Altria Prepares its 2Q Financial Results

Published on July 30th, 2013 00:00

Altria, parent of the largest U.S. cigarette manufacturer, Philip Morris USA, should really offer investors a proof that its best-selling Marlboro brand can preserve its control over the tobacco market when it presents its 2Q financial results.

The world-class Marlboro brand has faced a considerable pressure from rivals and lower-priced cigarette brands. The economic difficulties come together with the tax boosts, smoking bans and health issues that have created unfavorable conditions for the cigarette business. At the same time, the industry proceeds to increase prices in spite of decreasing cigarette volumes. The Marlboro brand was sold for approximately $5.79 per package in the course of the1Q, in contrast to about $4.32 per package for the lower priced brand.

The manufacturer has launched some new smoking products with the Marlboro brand, they consist of exclusive blends of both menthol and non-menthol cigarettes in order to try to preserve the brand expanding and to attract more and more cigarette lovers.

Marlboro volumes dropped more than 5 % to 25.4 billion cigarettes for the 1Q and finally end up with 43.6 % of the U.S. market.

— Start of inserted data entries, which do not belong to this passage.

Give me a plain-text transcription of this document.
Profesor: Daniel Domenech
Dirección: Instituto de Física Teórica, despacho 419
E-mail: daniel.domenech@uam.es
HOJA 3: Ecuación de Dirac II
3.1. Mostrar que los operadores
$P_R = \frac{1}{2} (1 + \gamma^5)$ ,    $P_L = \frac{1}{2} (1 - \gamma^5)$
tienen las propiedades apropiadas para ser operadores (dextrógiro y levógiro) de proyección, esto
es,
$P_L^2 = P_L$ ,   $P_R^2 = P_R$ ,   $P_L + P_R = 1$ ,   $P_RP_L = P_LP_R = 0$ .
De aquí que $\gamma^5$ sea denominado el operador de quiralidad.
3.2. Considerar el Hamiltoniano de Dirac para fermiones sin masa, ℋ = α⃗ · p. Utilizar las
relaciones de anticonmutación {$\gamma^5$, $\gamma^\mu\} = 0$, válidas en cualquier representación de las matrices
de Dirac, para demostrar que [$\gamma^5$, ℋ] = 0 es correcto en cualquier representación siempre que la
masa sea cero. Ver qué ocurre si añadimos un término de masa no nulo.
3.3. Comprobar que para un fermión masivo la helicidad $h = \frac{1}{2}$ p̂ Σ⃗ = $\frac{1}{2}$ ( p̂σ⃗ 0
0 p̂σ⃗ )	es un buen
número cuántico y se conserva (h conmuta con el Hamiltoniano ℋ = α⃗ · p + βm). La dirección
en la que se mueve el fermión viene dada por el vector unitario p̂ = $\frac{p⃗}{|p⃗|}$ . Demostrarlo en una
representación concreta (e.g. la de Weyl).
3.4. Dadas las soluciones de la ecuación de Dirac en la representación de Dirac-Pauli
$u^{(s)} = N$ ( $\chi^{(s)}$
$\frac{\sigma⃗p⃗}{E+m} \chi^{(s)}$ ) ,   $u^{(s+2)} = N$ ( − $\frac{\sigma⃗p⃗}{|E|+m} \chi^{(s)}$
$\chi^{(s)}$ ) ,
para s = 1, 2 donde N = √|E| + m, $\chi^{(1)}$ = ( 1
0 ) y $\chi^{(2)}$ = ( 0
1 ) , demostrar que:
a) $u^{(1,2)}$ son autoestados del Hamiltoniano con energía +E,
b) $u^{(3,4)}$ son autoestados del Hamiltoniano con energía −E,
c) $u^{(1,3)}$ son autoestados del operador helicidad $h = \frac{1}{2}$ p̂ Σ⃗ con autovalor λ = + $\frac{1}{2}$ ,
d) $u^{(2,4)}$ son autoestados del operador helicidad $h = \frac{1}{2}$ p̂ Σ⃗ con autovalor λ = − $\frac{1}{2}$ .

Volumes for lower priced cigarette brands as L&M have elevated almost 6 % and volume for its similar high quality as Parliament and Virginia Slims brands dropped by over 12 %. Nevertheless the company's share of the U.S. retail market increased 0.5 percentage points to 50.5 % within the quarter. Altria is still facing pressure from lower priced cigarette brands such as Pall Mall from Reynolds American and Kent from Lorillard. For instance Pall Mall volume dropped 2 % in the course of the 1Q however its market share increased 0.5 percentage points reaching 9 %. Winston's volume dropped 6.5 % in the course of the similar period. After concluding a $1.5 billion cost savings programing 2013 the manufacturer presented a plan to reduce about $400 million in tobacco-related infrastructure costs by the end of 2013 before the expected cigarette volume decreases.

Raised spending on high quality cigarette brands such as Marlboro could display that smokers are eager to pay more for cigarettes right after federal and state tax boosts.Industry experts foresee Altria to gain 63 cents per share on profit of $4.62 billion. Altria documented adjusted net revenue of 59 cents per share on profit of $4.6 billion.